Вы убили ее, – Теперь Дмитриев смотрел ей прямо в глаза. – И тогда я решил, что вместо матери возьму ее дочь. – И вскрикнул, рванув ее за волосы: – А что получил! – От ярости, прозвучавшей в голосе, она съежилась, ожидая нового удара. – Мерзкую, бесчестную шлюху!
– Убейте меня, – сказала Софья. – Вы отняли у меня сына, что вам еще от меня надо?

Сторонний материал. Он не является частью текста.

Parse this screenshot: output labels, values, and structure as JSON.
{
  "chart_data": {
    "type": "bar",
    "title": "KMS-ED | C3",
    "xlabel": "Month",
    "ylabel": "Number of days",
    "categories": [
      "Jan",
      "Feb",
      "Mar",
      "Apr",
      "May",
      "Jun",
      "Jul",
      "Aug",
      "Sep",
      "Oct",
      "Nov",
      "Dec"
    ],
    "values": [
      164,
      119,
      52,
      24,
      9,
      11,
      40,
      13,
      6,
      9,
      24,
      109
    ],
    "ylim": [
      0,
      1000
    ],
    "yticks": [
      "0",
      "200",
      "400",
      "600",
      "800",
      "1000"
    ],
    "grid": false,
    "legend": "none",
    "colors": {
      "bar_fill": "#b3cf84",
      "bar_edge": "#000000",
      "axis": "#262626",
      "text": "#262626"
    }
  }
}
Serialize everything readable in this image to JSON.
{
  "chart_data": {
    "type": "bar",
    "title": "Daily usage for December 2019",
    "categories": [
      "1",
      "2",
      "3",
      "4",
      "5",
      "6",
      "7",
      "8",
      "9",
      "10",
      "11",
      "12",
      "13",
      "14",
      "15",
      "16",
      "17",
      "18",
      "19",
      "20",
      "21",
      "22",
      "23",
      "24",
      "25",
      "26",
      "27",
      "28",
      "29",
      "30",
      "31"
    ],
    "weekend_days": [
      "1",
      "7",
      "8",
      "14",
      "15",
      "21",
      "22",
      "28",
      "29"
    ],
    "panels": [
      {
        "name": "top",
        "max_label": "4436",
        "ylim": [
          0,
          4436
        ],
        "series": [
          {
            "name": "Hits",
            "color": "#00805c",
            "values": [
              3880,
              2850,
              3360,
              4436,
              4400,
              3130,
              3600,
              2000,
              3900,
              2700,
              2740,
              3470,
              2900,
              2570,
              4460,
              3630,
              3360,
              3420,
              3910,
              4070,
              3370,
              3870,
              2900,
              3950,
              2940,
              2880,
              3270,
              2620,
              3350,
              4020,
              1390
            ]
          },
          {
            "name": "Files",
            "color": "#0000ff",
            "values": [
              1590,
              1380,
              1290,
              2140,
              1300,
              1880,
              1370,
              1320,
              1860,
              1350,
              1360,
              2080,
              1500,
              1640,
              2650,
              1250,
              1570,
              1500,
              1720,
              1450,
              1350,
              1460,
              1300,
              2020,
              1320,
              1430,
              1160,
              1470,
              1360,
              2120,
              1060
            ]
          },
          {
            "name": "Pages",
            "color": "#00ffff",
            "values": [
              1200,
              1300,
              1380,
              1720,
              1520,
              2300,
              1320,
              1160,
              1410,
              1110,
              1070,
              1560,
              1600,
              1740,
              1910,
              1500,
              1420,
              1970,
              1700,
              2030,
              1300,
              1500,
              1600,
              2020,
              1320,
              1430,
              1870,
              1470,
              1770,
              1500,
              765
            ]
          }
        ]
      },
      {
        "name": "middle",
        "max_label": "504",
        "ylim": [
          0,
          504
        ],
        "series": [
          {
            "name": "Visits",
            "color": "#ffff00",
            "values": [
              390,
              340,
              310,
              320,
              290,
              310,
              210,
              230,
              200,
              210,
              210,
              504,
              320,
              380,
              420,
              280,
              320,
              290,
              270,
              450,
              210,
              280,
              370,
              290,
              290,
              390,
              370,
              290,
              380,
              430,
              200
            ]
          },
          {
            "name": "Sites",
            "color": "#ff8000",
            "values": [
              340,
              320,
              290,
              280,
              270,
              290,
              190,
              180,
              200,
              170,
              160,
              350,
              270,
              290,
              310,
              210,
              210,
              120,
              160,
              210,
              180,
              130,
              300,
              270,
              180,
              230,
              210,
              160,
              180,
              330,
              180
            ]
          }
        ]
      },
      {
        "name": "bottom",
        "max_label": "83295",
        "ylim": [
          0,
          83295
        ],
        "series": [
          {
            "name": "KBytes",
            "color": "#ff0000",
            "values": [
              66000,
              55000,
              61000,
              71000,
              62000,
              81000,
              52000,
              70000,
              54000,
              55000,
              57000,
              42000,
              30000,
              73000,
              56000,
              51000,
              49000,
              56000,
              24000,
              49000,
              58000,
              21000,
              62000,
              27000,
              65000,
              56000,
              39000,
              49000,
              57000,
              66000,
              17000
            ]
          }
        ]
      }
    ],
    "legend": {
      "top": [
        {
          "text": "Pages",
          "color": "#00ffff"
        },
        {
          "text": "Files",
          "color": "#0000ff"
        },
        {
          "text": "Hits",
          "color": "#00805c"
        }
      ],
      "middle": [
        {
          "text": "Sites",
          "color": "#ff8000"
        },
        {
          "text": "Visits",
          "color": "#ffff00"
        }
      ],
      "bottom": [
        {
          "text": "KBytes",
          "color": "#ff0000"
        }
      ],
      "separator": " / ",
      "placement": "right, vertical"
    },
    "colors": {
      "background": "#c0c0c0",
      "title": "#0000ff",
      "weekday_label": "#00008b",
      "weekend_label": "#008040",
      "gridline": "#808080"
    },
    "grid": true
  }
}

– О, я еще даже не приступал, – легкий блеск оживил его ледяной взгляд. – Возмездие еще впереди. Вам придется отвечать за всех Голицыных. И я очень надеюсь, что жить вы будете долго. – От очередного рывка за волосы на се глазах выступили слезы. – Я отрекусь от вас, – прошипел Дмитриев. – Я имею полное право так поступить с бесчестной женой, которая родила ублюдка. Я отправлю вас замаливать грехи в Успенский монастырь. – Он удовлетворенно усмехнулся. Фанатичный блеск появился в его глазах. – Вы будете каяться как последняя шлюха, остриженная наголо, босая, в рубище… Все это будет передано настоятельницам монастыря вместе с подробным изложением того, за что я отрекся от вас. – На губах мелькнула тонкая улыбка. – Вам очень долго придется расплачиваться, Софья Алексеевна, и за свое преступление, и за все то унижение, которого я натерпелся от ваших родителей. И не надейтесь на сострадание – у этого монастыря суровый и безжалостный устав, там грешники каются, искупая свою вину постом и неустанными молитвами. – Каждое тщательно и с наслаждением выговариваемое им слово было словно облито ядом,
Софи почти не слушала его. Собственная судьба ее больше не волновала. Все ее мысли сосредоточились на чудовищном будущем, которое грозило ее сыну, маленькому существу, которое было ей дороже всего на свете. Расти в этой гробнице, ощущая на себе постоянную ненависть жестокого деспота… И его ведь никто не остановит! Если Дмитриев объявит его своим сыном, своим наследником, все будут только приветствовать столь благородный поступок. Он отречется от жены, что будет совершенно справедливо перед лицом церкви и общества, но позаботится о невинном младенце. Что за дьявольски изощренная месть! Она сама заплатила и еще будет расплачиваться за неведомые ей раны и обиды, якобы нанесенные ее родителями Павлу Дмитриеву в молодости; теперь и ее сыну суждено расплачиваться за грехи собственной матери. Каждый прожитый день будет для нее днем, полным страданий от сознания того, что страдает сын.
Ее отрешенный вид, полное отсутствие страха на лице перед всей неотвратимостью предстоящего наказания словно пробудили зверя в этом человеке, обуреваемом жаждой мести. Ярость жаром ударила в голову. Взгляд его заметался по комнате и упал на ножницы, лежащие на туалетном столике.
– Вероятно, вы не до конца поняли то, что я вам сказал! – Схватив Софи за волосы, он подтащил ее к зеркалу. – Сейчас я начну то, что довершат монахини, может, это наконец поможет вам представить все, что вас ожидает.
И прежде чем она поняла, что происходит, генерал принялся отхватывать ножницами длинные пряди. Не веря своим глазам, она уставилась в зеркало; изображение поплыло от навернувшихся слез. Густые локоны падали на плечи и соскальзывали вниз, образуя под ногами сияющий темно-каштановый ковер. В глазах его горел тот же фанатичный блеск; ножницы щелкали, больно натягивая волосы. Слезы текли по щекам, смешивались с солоноватой кровью из разбитых губ, но она уже не видела перед собой ничего, медленно погружаясь во мрак. Колени подогнулись, но он ухватил ее за остатки волос и с силой швырнул на кровать. Софи упала вниз лицом. В следующее мгновение он вывернул ей руки за спину и начал крепко скручивать веревкой запястья. От боли и неожиданности она вскрикнула, но тут же впилась зубами в стеганое одеяло.